Venture capital firm Ego Death Capital has raised $100 million from family offices and other investors to support early-stage Bitcoin (BTC) companies, highlighting the growing institutional appetite for digital asset-focused ventures.
The fund aims to back Series A rounds for companies generating between $1 million and $3 million in annual revenue, founding partner Nico Leshuga told Axios in an exclusive interview.
Leshuga said he sees “Bitcoin as the only decentralized and secure base to be able to build on.”
Ego Death Capital is building on Bitcoin at a time of heightened institutional interest in the asset, driven by the strong performance of US spot Bitcoin exchange-traded funds (ETFs) and the growth of corporate Bitcoin treasuries.
So far, Ego Death has invested in several Bitcoin-focused startups, including the Roxcom exchange, the Relai savings platform and Breez, a payments solution built on the Lightning Network.
However, the firm does not plan to invest in hardware-focused companies such as Bitcoin miners or wallet manufacturers, and it has no interest in backing projects related to other cryptocurrencies.
Dozens of publicly traded and private companies have added Bitcoin to their balance sheets — a trend that has only accelerated in recent months.
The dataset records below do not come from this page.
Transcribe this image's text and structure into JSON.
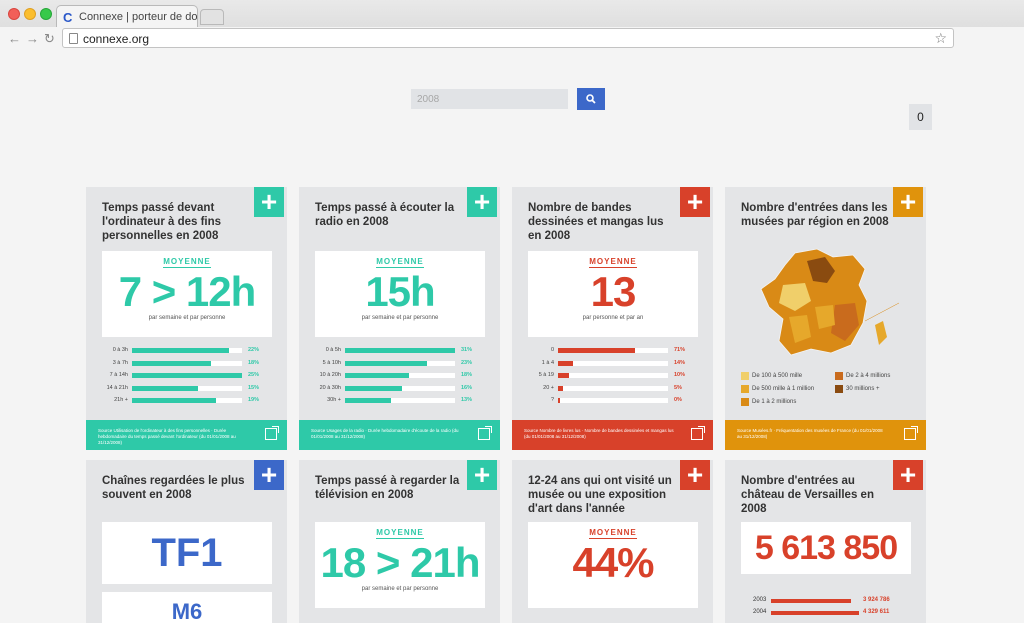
{
  "browser": {
    "tab_title": "Connexe | porteur de don",
    "tab_icon": "C",
    "url": "connexe.org"
  },
  "search": {
    "value": "2008"
  },
  "counter": "0",
  "colors": {
    "teal": "#2ec9a8",
    "red": "#d8412a",
    "blue": "#3c68c9",
    "orange": "#e0930c"
  },
  "cards": {
    "computer": {
      "title": "Temps passé devant l'ordinateur à des fins personnelles en 2008",
      "moyenne": "MOYENNE",
      "big": "7 > 12h",
      "unit": "par semaine et par personne",
      "rows": [
        {
          "label": "0 à 3h",
          "pct": "22%",
          "value": 22
        },
        {
          "label": "3 à 7h",
          "pct": "18%",
          "value": 18
        },
        {
          "label": "7 à 14h",
          "pct": "25%",
          "value": 25
        },
        {
          "label": "14 à 21h",
          "pct": "15%",
          "value": 15
        },
        {
          "label": "21h +",
          "pct": "19%",
          "value": 19
        }
      ],
      "source": "Source Utilisation de l'ordinateur à des fins personnelles · Durée hebdomadaire du temps passé devant l'ordinateur (du 01/01/2008 au 31/12/2008)"
    },
    "radio": {
      "title": "Temps passé à écouter la radio en 2008",
      "moyenne": "MOYENNE",
      "big": "15h",
      "unit": "par semaine et par personne",
      "rows": [
        {
          "label": "0 à 5h",
          "pct": "31%",
          "value": 31
        },
        {
          "label": "5 à 10h",
          "pct": "23%",
          "value": 23
        },
        {
          "label": "10 à 20h",
          "pct": "18%",
          "value": 18
        },
        {
          "label": "20 à 30h",
          "pct": "16%",
          "value": 16
        },
        {
          "label": "30h +",
          "pct": "13%",
          "value": 13
        }
      ],
      "source": "Source Usages de la radio · Durée hebdomadaire d'écoute de la radio (du 01/01/2008 au 31/12/2008)"
    },
    "bd": {
      "title": "Nombre de bandes dessinées et mangas lus en 2008",
      "moyenne": "MOYENNE",
      "big": "13",
      "unit": "par personne et par an",
      "rows": [
        {
          "label": "0",
          "pct": "71%",
          "value": 71
        },
        {
          "label": "1 à 4",
          "pct": "14%",
          "value": 14
        },
        {
          "label": "5 à 19",
          "pct": "10%",
          "value": 10
        },
        {
          "label": "20 +",
          "pct": "5%",
          "value": 5
        },
        {
          "label": "?",
          "pct": "0%",
          "value": 0
        }
      ],
      "source": "Source Nombre de livres lus · Nombre de bandes dessinées et mangas lus (du 01/01/2008 au 31/12/2008)"
    },
    "museums": {
      "title": "Nombre d'entrées dans les musées par région en 2008",
      "legend": [
        {
          "label": "De 100 à 500 mille",
          "color": "#f0cf6a"
        },
        {
          "label": "De 2 à 4 millions",
          "color": "#c96b1d"
        },
        {
          "label": "De 500 mille à 1 million",
          "color": "#e6a82b"
        },
        {
          "label": "30 millions +",
          "color": "#8a4b10"
        },
        {
          "label": "De 1 à 2 millions",
          "color": "#d98a16"
        }
      ],
      "source": "Source Musées.fr · Fréquentation des musées de France (du 01/01/2008 au 31/12/2008)"
    },
    "channels": {
      "title": "Chaînes regardées le plus souvent en 2008",
      "first": "TF1",
      "second": "M6"
    },
    "tv": {
      "title": "Temps passé à regarder la télévision en 2008",
      "moyenne": "MOYENNE",
      "big": "18 > 21h",
      "unit": "par semaine et par personne"
    },
    "youth": {
      "title": "12-24 ans qui ont visité un musée ou une exposition d'art dans l'année",
      "moyenne": "MOYENNE",
      "big": "44%"
    },
    "versailles": {
      "title": "Nombre d'entrées au château de Versailles en 2008",
      "big": "5 613 850",
      "years": [
        {
          "year": "2003",
          "display": "3 924 786",
          "value": 3924786
        },
        {
          "year": "2004",
          "display": "4 329 611",
          "value": 4329611
        }
      ]
    }
  }
}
Related: VC Roundup: DeFi, AI, hybrid exchanges showcase resilient month for crypto
Crypto venture capital deals rebound in Q2
Beyond Bitcoin, venture capital funding in the broader cryptocurrency and blockchain space rebounded sharply in the second quarter, with companies raising a cumulative $10.03 billion, according to CryptoRank data.
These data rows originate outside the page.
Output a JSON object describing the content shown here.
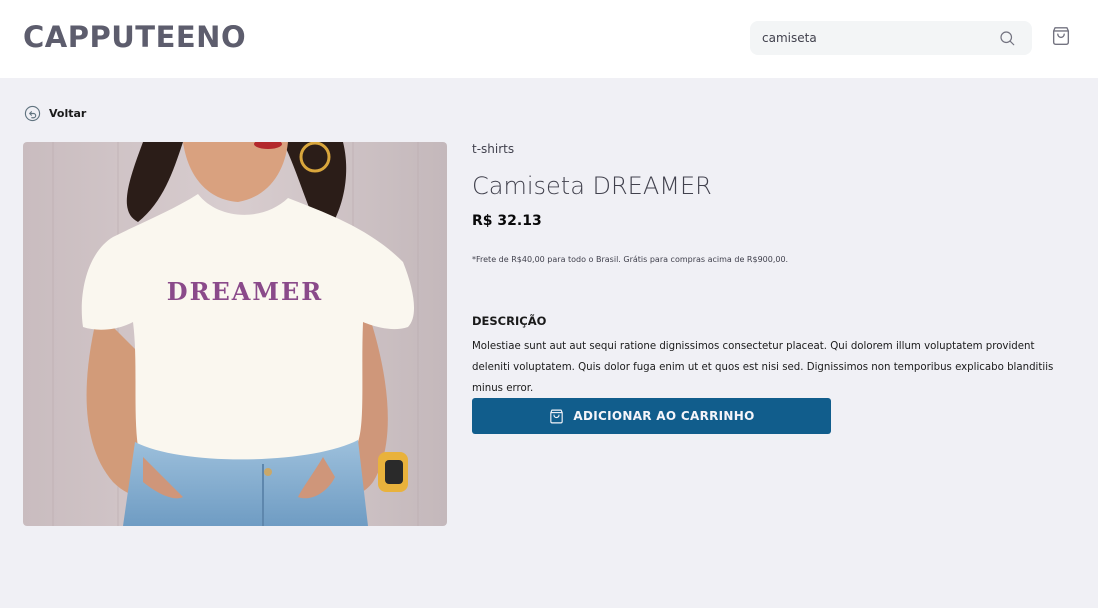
{
  "header": {
    "logo": "CAPPUTEENO",
    "search": {
      "value": "camiseta"
    }
  },
  "nav": {
    "back_label": "Voltar"
  },
  "product": {
    "category": "t-shirts",
    "title": "Camiseta DREAMER",
    "price": "R$ 32.13",
    "shipping_note": "*Frete de R$40,00 para todo o Brasil. Grátis para compras acima de R$900,00.",
    "description_heading": "DESCRIÇÃO",
    "description": "Molestiae sunt aut aut sequi ratione dignissimos consectetur placeat. Qui dolorem illum voluptatem provident deleniti voluptatem. Quis dolor fuga enim ut et quos est nisi sed. Dignissimos non temporibus explicabo blanditiis minus error.",
    "image_text": "DREAMER",
    "add_to_cart_label": "ADICIONAR AO CARRINHO"
  },
  "colors": {
    "primary_button": "#115d8c",
    "logo": "#5d5d6d",
    "background": "#f0f0f5"
  },
  "icons": [
    "search-icon",
    "shopping-bag-icon",
    "back-arrow-icon"
  ]
}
More than half of that funding came in June alone, accounting for $5.14 billion.
Some of the largest deals of the quarter included American politician Vivek Ramaswamy’s $750 million Strive fundraise and the launch of 21 Capital, which raised $585 million to acquire Bitcoin.
Overall, second-quarter VC funding marked the industry’s strongest quarter since Q1 2022, when total investments reached $16.64 billion.